Two years ago, I did a series in the month leading up to Opening Day in which I picked songs that were thoroughly unsuited to be used as Walk Up Music. Walk Up Music are the tunes handpicked by baseball players to be played as they stroll to the plate. In MLB, batters typically pick songs that are intimidating, conveying an atmosphere of bad-assery just waiting to explode. I set out to find songs that were thoroughly unsuited for this purpose. The songs I picked were not necessarily bad. I just couldn’t imagine any baseball player staring out at the mound, knocking the dirt out of his spikes, as these songs blared through the PA.
Here’s a real life example: During the 2000 season, Robin Ventura apparently REALLY got into Bob Dylan. I have audio and video from the playoffs that year in which you can see/hear him striding to the plate along to “Positively 4th Street” and “Like a Rolling Stone.” Classics? I’d say so, and I’m not even a Dylan fan. Appropriate walk up music? Absolutely not.

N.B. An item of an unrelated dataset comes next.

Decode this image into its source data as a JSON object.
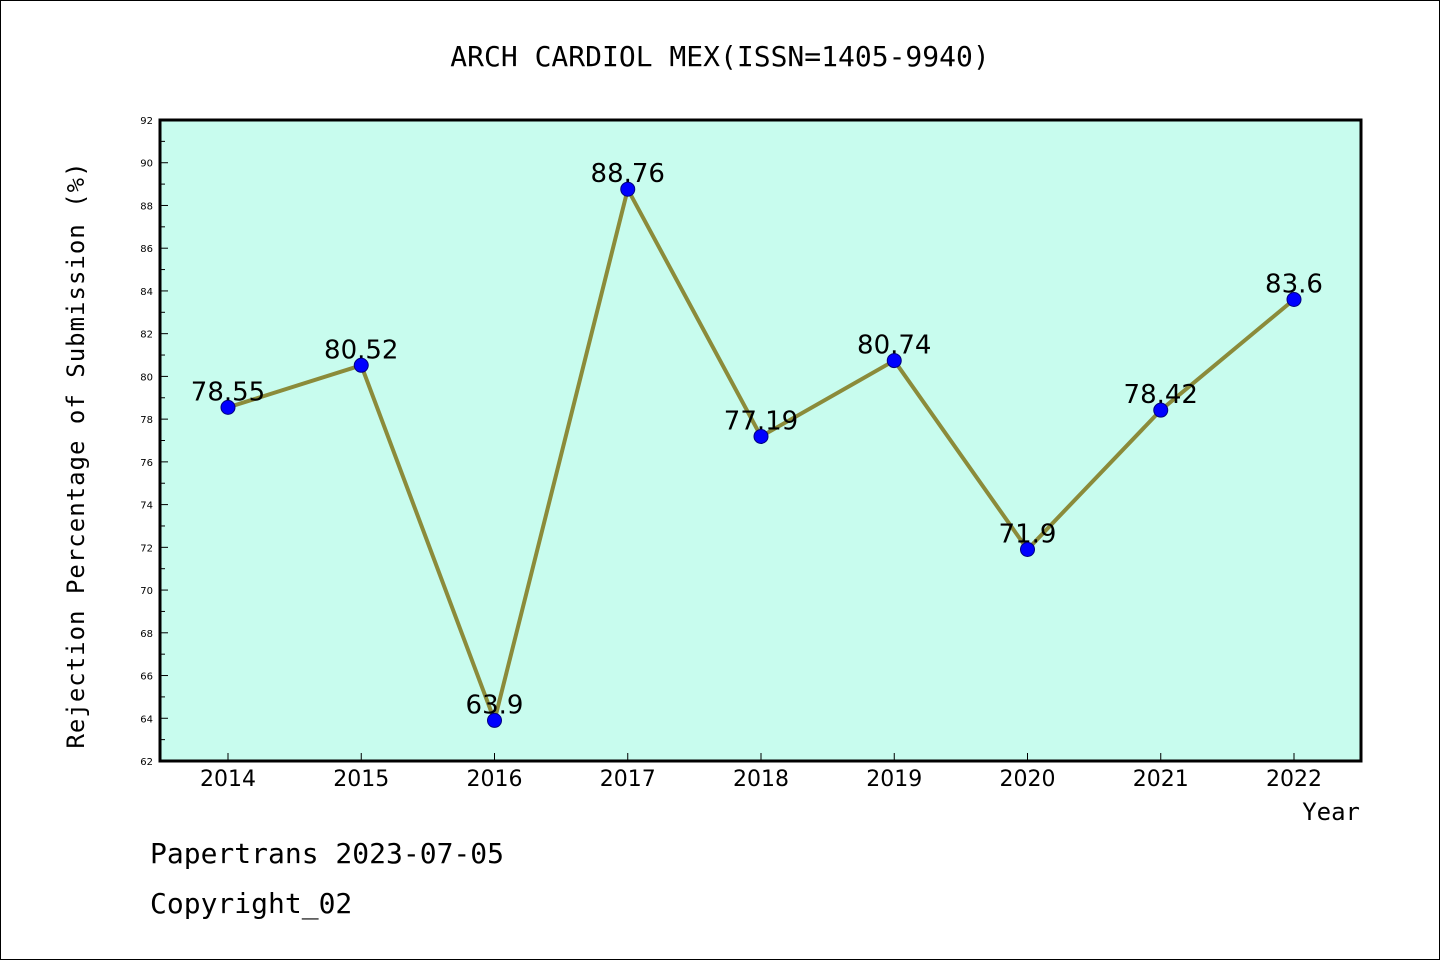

With Opening Day looming once again, I’ve decided to do this series once again, because there’s no shortage of inappropriate walk up music out there. One difference: back in 2009, I picked three songs a day, but this time I’m limiting myself to one a day, because I have only so many hours in the day, and am lazy.
Our first entry is a tune I found online many years ago, from a Brian Wilson bootleg called Adult Child. It dates from around 1976/1977, roughly at the same time he briefly returned to The Beach Boys, and as such the album has a few appearances from bandmates like Mike Love. It was also recorded at a time when Wilson’s sanity was not at a high watermark. During this period, he liked to compose songs with the classic Beach Boys sound, but which had lyrics that were intensely simple and literal, even by his standards. Next to these tunes, Jonathan Richman’s lyrics sound like Cole Porter’s.
I only have one song from this ancient download: “It’s Trying to Say (Baseball).” It starts out with some sentiments about how Brian loves simple folk and their simple ways. More than a little condescending, but very Wilsonian. You’ll notice his voice is not in the greatest shape, a little scratchy. But that’s not the weirdest part of this song, not by a long shot.
After the first verse, the song degenerates into lyrics about baseball, for some reason, which sound like they were taken straight from marketing copy intended for season ticket holders. Upgrade now! Great seats still available! The lyrics don’t rhyme for the most part, and are delivered in a choppy style that suggests Brian was repeating something he just heard on TV. Take away the four part harmonies and instrumentation, and you could imagine Wesley Willis singing it.